Antonio 22/01/2015
O Irmão Alemão é bom ou ruim? É Chico.
Se você tem sinceramente a vontade de saber se o novo livro de Chico Buarque é bom ou ruim, desista. Há muito tempo, Chico Buarque ultrapassou essas categorias. Hoje, flutua acima do bem e do mal. Nessas alturas inalcançáveis, não há alma que possa dar uma avaliação precisa e justa.
Se um crítico apontar defeitos, é rabugice, uma tentativa de tirar uma lasquinha em benefício próprio. Se os críticos cobrem o livro de elogios, é subserviência à indústria editorial, ao ‘mito Chico’.
Como apontou o colunista Rodrigo de Almeida, de quatro romances escritos por ele, três ganharam o Jabuti. Houve até mudanças nas regras do prêmio para que pudesse ganhar o “livro do ano”. Teve gritaria, mas ficou por isso mesmo.
É como se a sociedade precisasse de um bem cultural que estivesse acima da crítica. Se você vai dar um presente a alguém, dê Chico. É como dar um canivete suíço, um relógio de ouro, um champanhe autêntico. Ninguém vai dizer que é ruim. Questões de gosto pessoal não entram nesse cálculo.
Mas o que há por trás dessa Unanimidade Nacional (como já dizia Nelson Rodrigues)? Livros que, para mim, são bem escritos, mas parecem ficar devendo alguma coisa, talvez personagens mais críveis e mais ‘relacionáveis’, talvez um pouco de autenticidade.
O Irmão Alemão tem fundo biográfico, pois Chico teve de fato um irmão na Alemanha, filho de Sérgio Buarque de Holanda — tive uma grande surpresa e me animei. Como assim, então as boas famílias também abandonavam seus filhos? Por outro lado, o tema escolhido poderia dar a autenticidade que faltava a esses livros...

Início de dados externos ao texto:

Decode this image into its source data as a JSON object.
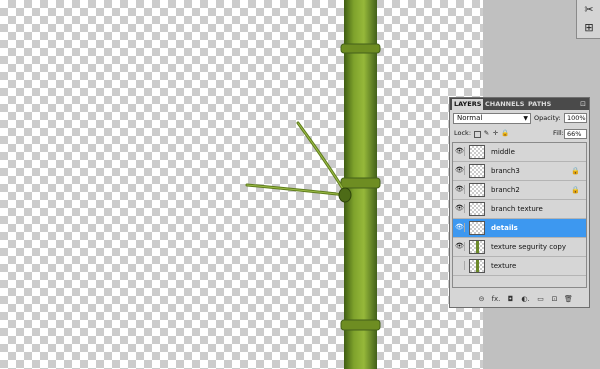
{
  "panel": {
    "tabs": [
      "LAYERS",
      "CHANNELS",
      "PATHS"
    ],
    "menu_icon": "▸≡",
    "blend_mode": "Normal",
    "opacity_label": "Opacity:",
    "opacity_value": "100%",
    "lock_label": "Lock:",
    "fill_label": "Fill:",
    "fill_value": "66%",
    "layers": [
      {
        "name": "middle",
        "visible": true,
        "locked": false,
        "selected": false
      },
      {
        "name": "branch3",
        "visible": true,
        "locked": true,
        "selected": false
      },
      {
        "name": "branch2",
        "visible": true,
        "locked": true,
        "selected": false
      },
      {
        "name": "branch texture",
        "visible": true,
        "locked": false,
        "selected": false
      },
      {
        "name": "details",
        "visible": true,
        "locked": false,
        "selected": true
      },
      {
        "name": "texture segurity copy",
        "visible": true,
        "locked": false,
        "selected": false
      },
      {
        "name": "texture",
        "visible": false,
        "locked": false,
        "selected": false
      }
    ]
  },
  "icons": {
    "eye": "👁",
    "lock": "🔒",
    "link": "⊝",
    "fx": "fx.",
    "mask": "◘",
    "adjustment": "◐.",
    "folder": "▭",
    "new_layer": "⊡",
    "trash": "🗑",
    "tool_top": "✂",
    "tool_bottom": "⊞"
  },
  "colors": {
    "selected_layer": "#3d98f0",
    "bamboo": "#7fa32c",
    "panel_bg": "#d6d6d6"
  }
}
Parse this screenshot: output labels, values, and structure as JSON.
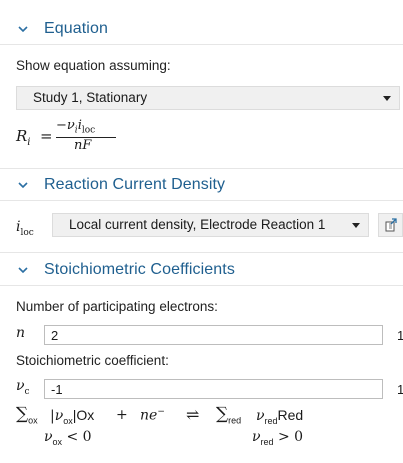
{
  "equation_section": {
    "title": "Equation",
    "show_label": "Show equation assuming:",
    "study_value": "Study 1, Stationary",
    "lhs": "R",
    "lhs_sub": "i",
    "equals": "=",
    "num_prefix": "−ν",
    "num_sub_i": "i",
    "num_i": "i",
    "num_loc": "loc",
    "den": "nF"
  },
  "current_section": {
    "title": "Reaction Current Density",
    "symbol": "i",
    "symbol_sub": "loc",
    "dropdown_value": "Local current density, Electrode Reaction 1"
  },
  "stoich_section": {
    "title": "Stoichiometric Coefficients",
    "electrons_label": "Number of participating electrons:",
    "n_symbol": "n",
    "n_value": "2",
    "n_unit": "1",
    "coeff_label": "Stoichiometric coefficient:",
    "nu_symbol": "ν",
    "nu_sub": "c",
    "nu_value": "-1",
    "nu_unit": "1",
    "eq_sum1": "∑",
    "eq_sum1_sub": "ox",
    "eq_abs": "|ν",
    "eq_abs_sub": "ox",
    "eq_ox": "|Ox",
    "eq_plus": "+",
    "eq_ne": "ne",
    "eq_ne_sup": "−",
    "eq_arrow": "⇌",
    "eq_sum2": "∑",
    "eq_sum2_sub": "red",
    "eq_nu2": "ν",
    "eq_nu2_sub": "red",
    "eq_red": "Red",
    "cond1": "ν",
    "cond1_sub": "ox",
    "cond1_rest": " < 0",
    "cond2": "ν",
    "cond2_sub": "red",
    "cond2_rest": " > 0"
  }
}
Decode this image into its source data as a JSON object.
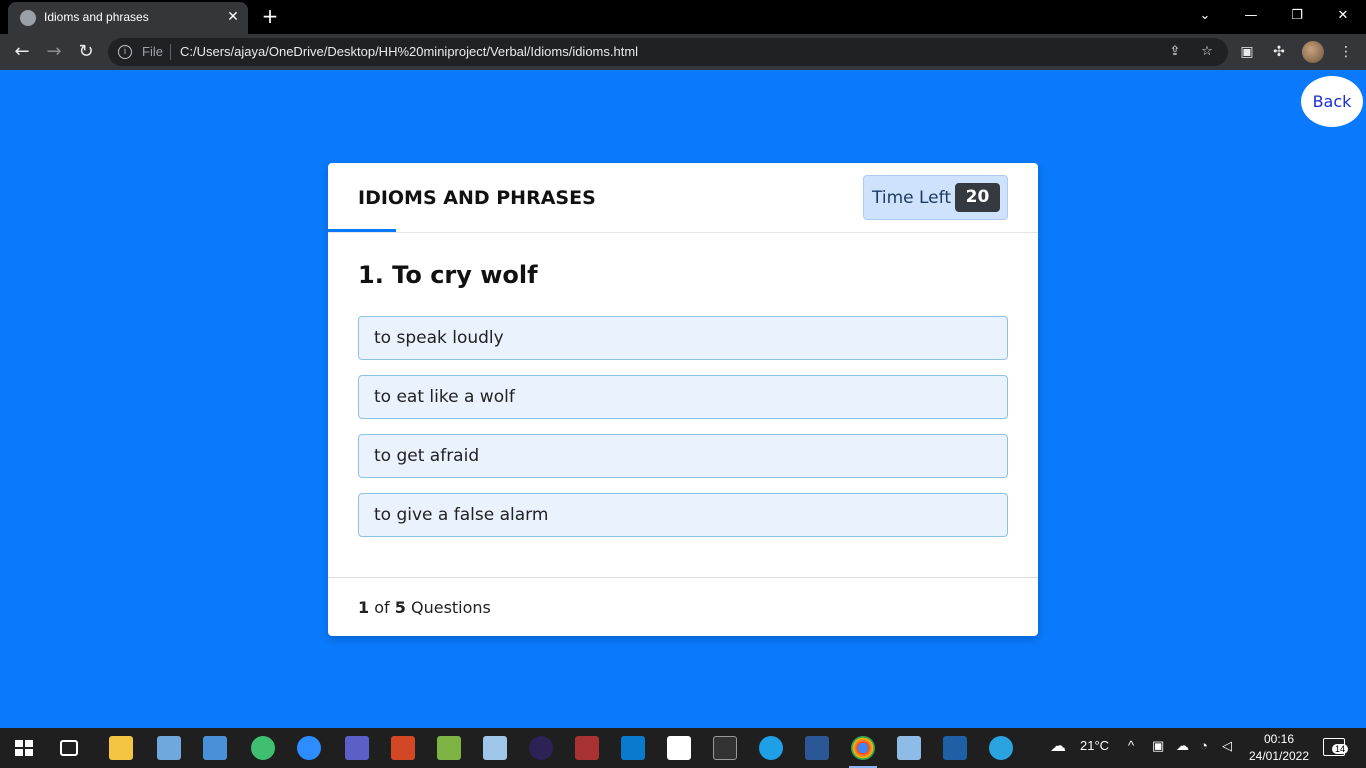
{
  "browser": {
    "tab_title": "Idioms and phrases",
    "tab_close": "✕",
    "new_tab": "+",
    "win_min": "—",
    "win_restore": "❐",
    "win_close": "✕",
    "back": "←",
    "forward": "→",
    "reload": "↻",
    "info": "i",
    "scheme": "File",
    "url": "C:/Users/ajaya/OneDrive/Desktop/HH%20miniproject/Verbal/Idioms/idioms.html",
    "share": "⇪",
    "star": "☆",
    "media": "▣",
    "extensions": "✣",
    "menu": "⋮"
  },
  "page": {
    "back_label": "Back",
    "quiz_title": "IDIOMS AND PHRASES",
    "timer_label": "Time Left",
    "timer_value": "20",
    "question": "1. To cry wolf",
    "options": [
      "to speak loudly",
      "to eat like a wolf",
      "to get afraid",
      "to give a false alarm"
    ],
    "footer_current": "1",
    "footer_of": "of",
    "footer_total": "5",
    "footer_suffix": "Questions"
  },
  "taskbar": {
    "weather": "21°C",
    "time": "00:16",
    "date": "24/01/2022",
    "notifications": "14",
    "tray_chevron": "^"
  },
  "colors": {
    "page_bg": "#0a79fb",
    "timer_bg": "#cfe2fc",
    "option_bg": "#eaf3fd",
    "back_text": "#1a2ed6"
  }
}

Dou 3 ou 4 estrelas. Como previsto, o livro é bem escrito, ágil, criativo, mas a autenticidade (dito de outra forma, a ‘verdade’ que esperamos por trás da obra) ainda não está lá. É claro que Chico não vai escrever um livro ruim. Os procedimentos literários estão sob seu domínio. Ainda assim, alguma coisa falta.
Se o livro tivesse um título justo, seria “A Arte da Suposição”. É que o narrador descobre que tem um irmão alemão, e começa a fazer intermináveis suposições sobre o que teria acontecido. Assim, consegue ser divertido, anárquico, dramático, farsesco, dando asas à imaginação, sempre de uma forma criativa. Isso nos envolve. Por outro lado, as verdades que poderiam estar por trás desse irmão abandonado são postergadas, pois, provavelmente, não combinariam com esse tipo de escrita irreverente.

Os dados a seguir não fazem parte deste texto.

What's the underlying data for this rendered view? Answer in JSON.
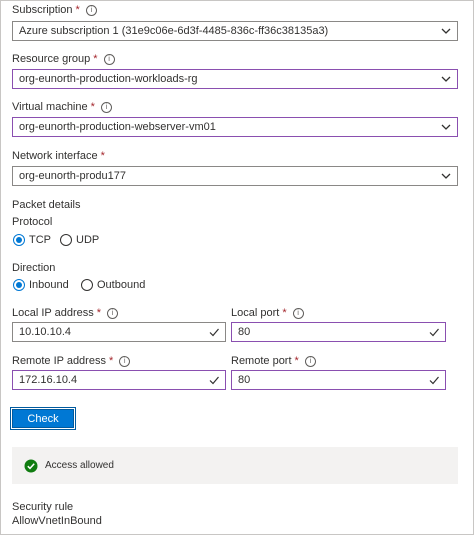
{
  "form": {
    "subscription": {
      "label": "Subscription",
      "value": "Azure subscription 1 (31e9c06e-6d3f-4485-836c-ff36c38135a3)"
    },
    "resource_group": {
      "label": "Resource group",
      "value": "org-eunorth-production-workloads-rg"
    },
    "virtual_machine": {
      "label": "Virtual machine",
      "value": "org-eunorth-production-webserver-vm01"
    },
    "network_interface": {
      "label": "Network interface",
      "value": "org-eunorth-produ177"
    },
    "required_marker": "*",
    "info_glyph": "i"
  },
  "packet": {
    "title": "Packet details",
    "protocol_label": "Protocol",
    "protocol_options": [
      "TCP",
      "UDP"
    ],
    "protocol_selected": "TCP",
    "direction_label": "Direction",
    "direction_options": [
      "Inbound",
      "Outbound"
    ],
    "direction_selected": "Inbound",
    "local_ip": {
      "label": "Local IP address",
      "value": "10.10.10.4"
    },
    "local_port": {
      "label": "Local port",
      "value": "80"
    },
    "remote_ip": {
      "label": "Remote IP address",
      "value": "172.16.10.4"
    },
    "remote_port": {
      "label": "Remote port",
      "value": "80"
    }
  },
  "actions": {
    "check_label": "Check"
  },
  "result": {
    "status": "Access allowed",
    "rule_label": "Security rule",
    "rule_value": "AllowVnetInBound"
  },
  "icons": {
    "dropdown": "chevron-down-icon",
    "valid": "checkmark-icon",
    "info": "info-icon",
    "success": "success-check-icon"
  },
  "colors": {
    "accent": "#0078d4",
    "success": "#107c10",
    "required": "#a4262c",
    "focus_border": "#8a4fb0"
  }
}
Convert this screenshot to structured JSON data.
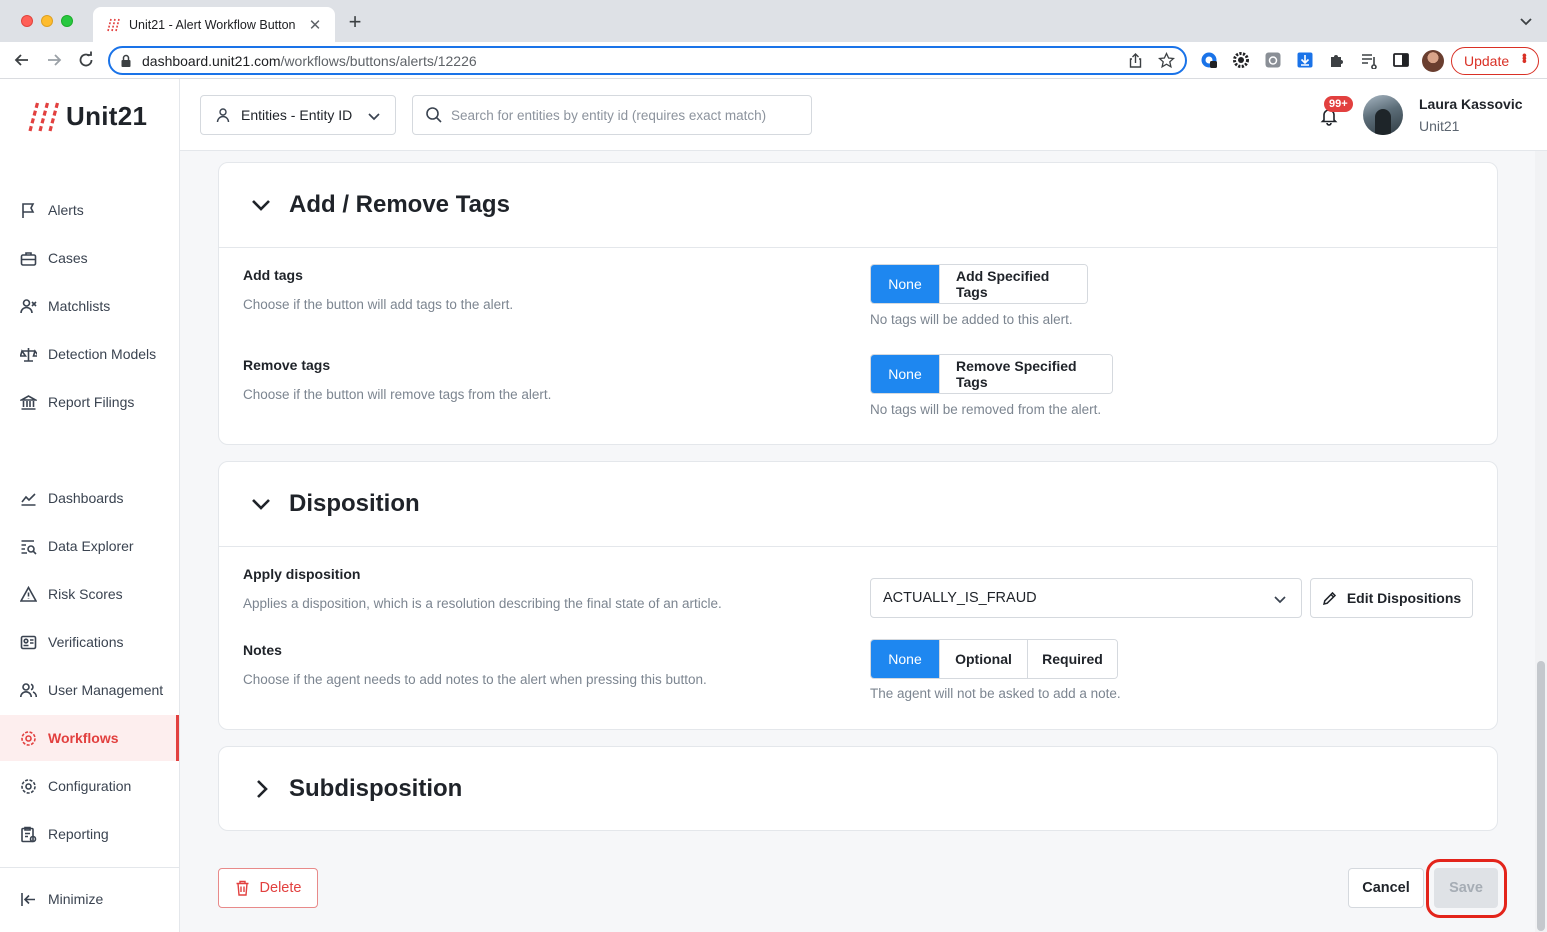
{
  "browser": {
    "tab_title": "Unit21 - Alert Workflow Button",
    "url_host": "dashboard.unit21.com",
    "url_path": "/workflows/buttons/alerts/12226",
    "update_label": "Update"
  },
  "brand": {
    "name": "Unit21",
    "accent": "#e2403f"
  },
  "sidebar": {
    "items": [
      {
        "label": "Alerts",
        "icon": "flag-icon"
      },
      {
        "label": "Cases",
        "icon": "briefcase-icon"
      },
      {
        "label": "Matchlists",
        "icon": "user-x-icon"
      },
      {
        "label": "Detection Models",
        "icon": "scale-icon"
      },
      {
        "label": "Report Filings",
        "icon": "bank-icon"
      },
      {
        "label": "Dashboards",
        "icon": "trend-icon"
      },
      {
        "label": "Data Explorer",
        "icon": "list-search-icon"
      },
      {
        "label": "Risk Scores",
        "icon": "warning-icon"
      },
      {
        "label": "Verifications",
        "icon": "id-card-icon"
      },
      {
        "label": "User Management",
        "icon": "users-icon"
      },
      {
        "label": "Workflows",
        "icon": "workflow-icon",
        "active": true
      },
      {
        "label": "Configuration",
        "icon": "gear-icon"
      },
      {
        "label": "Reporting",
        "icon": "report-icon"
      }
    ],
    "minimize_label": "Minimize"
  },
  "header": {
    "entity_select": "Entities - Entity ID",
    "search_placeholder": "Search for entities by entity id (requires exact match)",
    "notification_count": "99+",
    "user_name": "Laura Kassovic",
    "user_org": "Unit21"
  },
  "sections": {
    "tags": {
      "title": "Add / Remove Tags",
      "add": {
        "title": "Add tags",
        "desc": "Choose if the button will add tags to the alert.",
        "options": [
          "None",
          "Add Specified Tags"
        ],
        "helper": "No tags will be added to this alert."
      },
      "remove": {
        "title": "Remove tags",
        "desc": "Choose if the button will remove tags from the alert.",
        "options": [
          "None",
          "Remove Specified Tags"
        ],
        "helper": "No tags will be removed from the alert."
      }
    },
    "disposition": {
      "title": "Disposition",
      "apply": {
        "title": "Apply disposition",
        "desc": "Applies a disposition, which is a resolution describing the final state of an article.",
        "value": "ACTUALLY_IS_FRAUD",
        "edit_label": "Edit Dispositions"
      },
      "notes": {
        "title": "Notes",
        "desc": "Choose if the agent needs to add notes to the alert when pressing this button.",
        "options": [
          "None",
          "Optional",
          "Required"
        ],
        "helper": "The agent will not be asked to add a note."
      }
    },
    "subdisposition": {
      "title": "Subdisposition"
    }
  },
  "footer": {
    "delete_label": "Delete",
    "cancel_label": "Cancel",
    "save_label": "Save"
  }
}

O verdadeiro irmão que salta das páginas não é o alemão, mas Mimmo, irmão mais velho do narrador, mais bonito, mais alto, mais tudo:
"Os cabelos italianos, que meu irmão deu para usar em longos cachos, na minha cabeça viraram lã de arame. E talvez por um direito de progenitura ele ficou com as cores maternas, os olhos esverdeados e a tez cor-de-rosa, relegando-me a pele rude do meu pai, além do prognatismo, olhos cinzentos e óculos. (...) Sem contar o que não estava em jogo, o seu metro e oitenta e os meus vinte centímetros a menos".
Temos que admitir, o cabelo do Chico Buarque é feio pra chuchu!
É à sombra desse irmão que a narrativa se desenvolve. Não sendo o preferido do pai, a busca pelo ‘irmão alemão’ é uma tentativa de reconciliação consigo mesmo, como se o narrador (Ciccio, ou Francisco) pudesse encontrar um igual que também foi rejeitado, e os dois pudessem se unir — uma compensação pelo espaço secundário ocupado na casa paterna.
De fato, esse irmão, Mimmo, é o grande personagem do livro, o melhor. A mãe, apenas uma italiana típica e caricata, ainda que crível. O pai, uma esfinge mergulhada em livros. O narrador, inseguro, como se ainda não tivesse uma identidade. Sobra o irmão, que consegue nos surpreender e envolver... Aliás, me espanta que nenhuma crítica tenha apontado essa contraposição entre o irmão real e o idealizado, num jogo de espelhos.
E o que aconteceu com o ‘verdadeiro’ irmão alemão? O melhor é ler o livro para saber. Mas sendo uma sombra, uma figura apenas imaginada, talvez essa não seja a melhor pergunta a fazer. Se quiser ler a crítica de alguém que vai contra a corrente, a crítica dura e exigente de Alcir Pécora. Mas a verdade, para mim, fica no meio termo. É mais para bom do que para ruim, mas também não chegou lá.